Thursday, August 29, 2013

6 things about friendship I had to learn

I first started to daydreaming to cope with how bad my peer relationships were as a kid. I idealized friendships and other relationships and imagined scenarios where I already had close friends. That, combined with my lack of actual practice becoming friends with people, meant that I missed a lot of crucial lessons about making relationships.

As I grew older, I got a little better at developing friendships, but I didn't know how to approach other people, and I was always unsure if we were really friends.

When I went to college, I turned my friendship efforts on to 100%. I introduced myself to everyone in my dorm the first week I was in there. I asked people about their majors. I leapt on the information they gave me and kept an eye out for questions I could ask to extend the conversation. Through all the practice I got during college, I learned that I had made a lot of assumptions about friendship because of the way I had idealized it.

1. that close friendship was automatic.


Somehow, I came under the impression that being best friends was the goal of friendship and that if you were going to be best friends, it was doing to happen right away. I think it came from all the television shows I watched where everyone was already friends and stories where a really social person approached someone else and became their friend. The other person was begrudging at first or just not as active in the friendship but then came to realize that they cared a lot about the other person.

This assumption is bad not only because it made me really passive but also because it made me really critical. I was constantly asking myself "Are we friends?" (because I couldn't tell) and if they weren't calling me on the phone or wanting to come to my house all the time, I would assume that we weren't. Later, I would learn that a lot of times people won't do those sort of things unless you make a signal to let them know it's all right.

By assuming that we weren't really friends if they didn't call me, I basically forced the other person to do all the emotional work.
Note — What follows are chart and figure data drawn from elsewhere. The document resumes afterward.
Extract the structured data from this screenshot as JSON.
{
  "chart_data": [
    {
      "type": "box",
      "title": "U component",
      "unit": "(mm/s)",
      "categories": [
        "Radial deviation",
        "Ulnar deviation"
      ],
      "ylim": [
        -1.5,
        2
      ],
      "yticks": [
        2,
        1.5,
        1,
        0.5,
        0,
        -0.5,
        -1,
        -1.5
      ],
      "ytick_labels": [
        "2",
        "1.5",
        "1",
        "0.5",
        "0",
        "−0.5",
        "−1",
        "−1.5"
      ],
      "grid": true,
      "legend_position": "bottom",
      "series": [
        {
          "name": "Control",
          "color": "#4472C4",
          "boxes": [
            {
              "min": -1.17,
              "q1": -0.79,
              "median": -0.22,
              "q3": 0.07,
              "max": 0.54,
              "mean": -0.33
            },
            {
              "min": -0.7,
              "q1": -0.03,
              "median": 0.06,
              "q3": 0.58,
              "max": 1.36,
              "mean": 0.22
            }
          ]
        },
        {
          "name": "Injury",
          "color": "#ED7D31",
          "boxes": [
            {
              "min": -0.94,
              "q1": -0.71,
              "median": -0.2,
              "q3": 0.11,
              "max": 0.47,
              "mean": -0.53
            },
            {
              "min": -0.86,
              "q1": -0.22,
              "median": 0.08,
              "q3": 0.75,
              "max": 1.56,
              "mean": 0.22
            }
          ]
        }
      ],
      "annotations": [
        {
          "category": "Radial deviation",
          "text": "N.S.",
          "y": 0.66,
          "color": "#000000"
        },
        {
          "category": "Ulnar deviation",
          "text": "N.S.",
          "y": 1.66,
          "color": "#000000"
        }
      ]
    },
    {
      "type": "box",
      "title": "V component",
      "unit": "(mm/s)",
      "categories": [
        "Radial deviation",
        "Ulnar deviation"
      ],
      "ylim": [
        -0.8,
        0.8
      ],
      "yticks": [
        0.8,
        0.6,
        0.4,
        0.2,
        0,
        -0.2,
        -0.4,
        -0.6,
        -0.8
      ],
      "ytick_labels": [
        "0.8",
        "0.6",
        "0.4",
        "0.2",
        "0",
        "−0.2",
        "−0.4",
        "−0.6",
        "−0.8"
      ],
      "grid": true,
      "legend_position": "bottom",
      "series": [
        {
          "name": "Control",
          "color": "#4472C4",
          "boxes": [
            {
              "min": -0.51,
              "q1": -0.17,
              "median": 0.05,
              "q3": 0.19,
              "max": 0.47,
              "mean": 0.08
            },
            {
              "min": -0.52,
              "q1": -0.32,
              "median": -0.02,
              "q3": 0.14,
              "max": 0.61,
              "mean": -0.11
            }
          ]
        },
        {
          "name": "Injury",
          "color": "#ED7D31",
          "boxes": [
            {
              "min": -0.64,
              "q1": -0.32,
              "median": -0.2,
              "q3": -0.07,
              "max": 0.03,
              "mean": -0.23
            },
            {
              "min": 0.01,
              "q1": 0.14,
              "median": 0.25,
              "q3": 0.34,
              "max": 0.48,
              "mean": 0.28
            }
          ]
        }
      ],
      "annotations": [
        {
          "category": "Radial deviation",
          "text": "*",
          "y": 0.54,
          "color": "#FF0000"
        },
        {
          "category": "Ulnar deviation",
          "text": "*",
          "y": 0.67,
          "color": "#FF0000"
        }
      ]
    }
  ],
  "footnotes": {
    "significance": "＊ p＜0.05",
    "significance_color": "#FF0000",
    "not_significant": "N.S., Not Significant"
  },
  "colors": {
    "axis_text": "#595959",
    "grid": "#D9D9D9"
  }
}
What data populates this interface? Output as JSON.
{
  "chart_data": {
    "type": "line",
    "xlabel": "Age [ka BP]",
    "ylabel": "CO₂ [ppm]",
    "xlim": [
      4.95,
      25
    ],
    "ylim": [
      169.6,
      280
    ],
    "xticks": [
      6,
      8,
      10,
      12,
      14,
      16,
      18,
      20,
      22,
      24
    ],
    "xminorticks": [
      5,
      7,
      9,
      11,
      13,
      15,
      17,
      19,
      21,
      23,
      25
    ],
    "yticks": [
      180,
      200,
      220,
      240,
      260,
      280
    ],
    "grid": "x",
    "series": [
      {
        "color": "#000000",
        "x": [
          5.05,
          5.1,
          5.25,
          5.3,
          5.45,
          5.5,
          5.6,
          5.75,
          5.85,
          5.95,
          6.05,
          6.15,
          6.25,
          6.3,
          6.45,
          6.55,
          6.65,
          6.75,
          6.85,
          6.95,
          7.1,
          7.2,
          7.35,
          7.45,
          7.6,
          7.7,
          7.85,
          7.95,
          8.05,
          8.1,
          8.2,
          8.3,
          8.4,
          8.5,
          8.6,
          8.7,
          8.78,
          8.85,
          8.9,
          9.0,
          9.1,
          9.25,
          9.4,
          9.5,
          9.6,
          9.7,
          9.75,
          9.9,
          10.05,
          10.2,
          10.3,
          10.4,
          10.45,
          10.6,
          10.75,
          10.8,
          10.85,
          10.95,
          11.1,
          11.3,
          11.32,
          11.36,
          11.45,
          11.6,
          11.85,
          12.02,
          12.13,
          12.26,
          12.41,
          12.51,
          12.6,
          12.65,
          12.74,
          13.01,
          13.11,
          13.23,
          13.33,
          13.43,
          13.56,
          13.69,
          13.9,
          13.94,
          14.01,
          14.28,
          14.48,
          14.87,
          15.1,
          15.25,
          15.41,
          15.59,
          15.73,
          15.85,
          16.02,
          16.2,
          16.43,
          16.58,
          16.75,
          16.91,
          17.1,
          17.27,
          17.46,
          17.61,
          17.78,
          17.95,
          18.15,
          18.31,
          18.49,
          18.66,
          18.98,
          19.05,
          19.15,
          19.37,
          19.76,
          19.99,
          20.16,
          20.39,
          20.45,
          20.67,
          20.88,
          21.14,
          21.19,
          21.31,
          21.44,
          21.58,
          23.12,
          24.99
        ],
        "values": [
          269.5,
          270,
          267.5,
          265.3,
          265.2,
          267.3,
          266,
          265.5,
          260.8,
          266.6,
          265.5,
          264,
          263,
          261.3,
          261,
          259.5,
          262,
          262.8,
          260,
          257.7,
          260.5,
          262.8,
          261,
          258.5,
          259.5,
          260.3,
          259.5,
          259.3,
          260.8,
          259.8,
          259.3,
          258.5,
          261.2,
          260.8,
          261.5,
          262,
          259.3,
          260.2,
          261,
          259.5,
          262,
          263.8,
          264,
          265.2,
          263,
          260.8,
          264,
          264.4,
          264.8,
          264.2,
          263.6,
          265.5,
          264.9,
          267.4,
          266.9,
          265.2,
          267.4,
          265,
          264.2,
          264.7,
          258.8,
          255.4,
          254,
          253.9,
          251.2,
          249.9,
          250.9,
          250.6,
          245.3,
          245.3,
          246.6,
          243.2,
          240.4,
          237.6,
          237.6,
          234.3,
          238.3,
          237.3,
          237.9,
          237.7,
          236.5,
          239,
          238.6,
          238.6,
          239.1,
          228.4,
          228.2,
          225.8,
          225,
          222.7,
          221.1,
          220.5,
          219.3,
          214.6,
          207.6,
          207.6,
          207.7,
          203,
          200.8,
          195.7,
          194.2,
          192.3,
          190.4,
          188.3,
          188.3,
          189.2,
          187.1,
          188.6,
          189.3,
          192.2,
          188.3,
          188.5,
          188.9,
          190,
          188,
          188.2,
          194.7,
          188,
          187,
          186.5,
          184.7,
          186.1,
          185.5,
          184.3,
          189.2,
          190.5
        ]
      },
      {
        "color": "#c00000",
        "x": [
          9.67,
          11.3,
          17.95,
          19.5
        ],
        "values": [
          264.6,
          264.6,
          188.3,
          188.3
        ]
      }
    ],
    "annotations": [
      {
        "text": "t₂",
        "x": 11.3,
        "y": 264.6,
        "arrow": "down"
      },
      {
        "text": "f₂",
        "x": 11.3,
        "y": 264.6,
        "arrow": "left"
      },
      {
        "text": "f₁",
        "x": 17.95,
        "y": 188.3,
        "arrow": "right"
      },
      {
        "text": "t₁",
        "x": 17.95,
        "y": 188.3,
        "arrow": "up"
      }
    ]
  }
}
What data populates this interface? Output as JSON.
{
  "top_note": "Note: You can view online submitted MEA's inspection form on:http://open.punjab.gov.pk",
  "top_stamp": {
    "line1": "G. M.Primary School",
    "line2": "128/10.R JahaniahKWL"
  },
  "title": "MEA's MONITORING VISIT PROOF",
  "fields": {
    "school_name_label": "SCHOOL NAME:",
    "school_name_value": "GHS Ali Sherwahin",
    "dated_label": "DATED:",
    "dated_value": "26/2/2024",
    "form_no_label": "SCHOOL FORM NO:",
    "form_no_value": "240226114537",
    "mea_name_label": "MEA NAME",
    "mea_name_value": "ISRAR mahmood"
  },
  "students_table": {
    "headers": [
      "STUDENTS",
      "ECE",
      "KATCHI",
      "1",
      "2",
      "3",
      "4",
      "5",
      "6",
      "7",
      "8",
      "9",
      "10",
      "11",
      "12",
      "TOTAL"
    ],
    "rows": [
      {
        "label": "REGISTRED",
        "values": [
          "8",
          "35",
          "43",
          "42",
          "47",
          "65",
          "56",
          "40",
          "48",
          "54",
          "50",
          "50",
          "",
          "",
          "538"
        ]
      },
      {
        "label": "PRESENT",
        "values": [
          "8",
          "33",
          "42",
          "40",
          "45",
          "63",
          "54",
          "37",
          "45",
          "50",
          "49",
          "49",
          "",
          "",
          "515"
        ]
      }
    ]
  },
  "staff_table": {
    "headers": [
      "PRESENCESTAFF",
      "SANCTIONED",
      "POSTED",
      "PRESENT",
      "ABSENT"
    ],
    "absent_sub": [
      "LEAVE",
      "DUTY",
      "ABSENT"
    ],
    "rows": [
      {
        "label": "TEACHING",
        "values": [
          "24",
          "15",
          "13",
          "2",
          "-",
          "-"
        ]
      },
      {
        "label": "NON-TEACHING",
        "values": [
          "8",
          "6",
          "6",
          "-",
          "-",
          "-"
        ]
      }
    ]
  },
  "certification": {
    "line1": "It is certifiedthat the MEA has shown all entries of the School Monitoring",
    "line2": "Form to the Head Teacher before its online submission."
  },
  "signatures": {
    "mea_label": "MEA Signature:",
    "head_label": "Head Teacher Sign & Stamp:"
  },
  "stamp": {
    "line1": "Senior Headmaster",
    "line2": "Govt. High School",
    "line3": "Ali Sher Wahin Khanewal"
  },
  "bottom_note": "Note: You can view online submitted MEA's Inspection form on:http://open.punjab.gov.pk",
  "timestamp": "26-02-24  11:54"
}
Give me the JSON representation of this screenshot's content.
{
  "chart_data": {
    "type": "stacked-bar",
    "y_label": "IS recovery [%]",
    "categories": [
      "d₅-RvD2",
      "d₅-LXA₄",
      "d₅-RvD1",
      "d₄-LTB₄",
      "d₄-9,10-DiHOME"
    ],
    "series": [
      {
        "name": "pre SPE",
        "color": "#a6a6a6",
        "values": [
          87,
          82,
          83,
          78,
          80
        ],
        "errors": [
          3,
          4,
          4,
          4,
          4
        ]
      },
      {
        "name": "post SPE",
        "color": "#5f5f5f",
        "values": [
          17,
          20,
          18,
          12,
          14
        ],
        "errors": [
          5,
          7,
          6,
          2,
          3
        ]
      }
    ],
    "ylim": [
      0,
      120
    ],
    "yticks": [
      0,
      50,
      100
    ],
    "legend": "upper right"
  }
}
If we were going to become friends, they would have to call me or invite me to stuff outside of school. This leads me to the next assumption I had to work through.

2. that I could make friends without being vulnerable

Thankfully, a friend of mind helped me with this mindset one day when I complained that no one hugged me when they were picked up after school. (This was the tenth grade, so only one person in my group had a car.) They told me that if I wanted hugs, I should give hugs.

That eventually lead me to realize that other person don't feel comfortable just assuming that other people will be okay with things (like hugging me without me telling them I wanted to be hugged). I had to approach other people and risk that they might not want to hug me. That friend also helped me realize another assumption I had made about friendship.

3. that good friends will know where I am when I'm upset, or they'll know what's wrong without me explaining things to them

Before my friend had told me that, I assumed that friends knew those sort of things because they really cared and paid attention. This was another thing I had gotten from television. I didn't understand that the reason that they found them was so that the plot could move forward.

As I started to hug people every time they left, they began to expect me to hug them. And after a while, if I forgot or didn't notice someone was leaving, they would most likely come hug me. It had become a habit or, at least, something they could expect I would be okay with. I realized that this is how people know when you are upset.

They get used to your habits and then when you do something different, like not show up at a certain time or place like you usually do or don't behave in the way you usually do, they realize that something is up. Knowing what's wrong requires a lot more skill with people though, so don't assume that they don't care if they have to ask what's wrong.

The next assumption I made was also based on television. I feel like there's a theme here.

4. that connecting with people requires that I go through a highly stressful situation with them

This assumption comes straight from movies where a group of teen boys have an adventure and then become really close friends because of it. Which, okay, is one way to connect with people because the easiest way to connect with people is to have things in common with them. Those boys now has that adventure in common.

One reason I made that assumption is because I thought I was too good for the problems people my age had: wanting to look nice, wanting to be popular, feeling betrayed by your friends, disliking school, disliking my parents. Because I ignored how I felt about those issues, I never talked to anyone about them and thus never got a moment where I felt really close to someone because they understood me.

5. that I could connect by just listening to someone

I also missed opportunities by always talking about whatever that person was most passionate about. I loved listening to people talk about what they liked, but a lot of the times, it was stuff I didn't really have an opinion on. I should have talked more about our common interests even if it wasn't their or my main interest. However, if I did that, I might have realized that we didn't actually have a lot of common interests, which brings me to my next assumption.

6. that we have to talk about everything to be friends

Sometimes, there are qualifiers when it comes to friendship. Someone is a work friend or a tennis friend or a college friend. I would still care about them and like them, but our interactions tended to be the nicest when we stuck to the areas we had in common. That didn't make the friendship any less good, and, really, forcing ourselves to do things in the name of Friendship probably would have ruined things.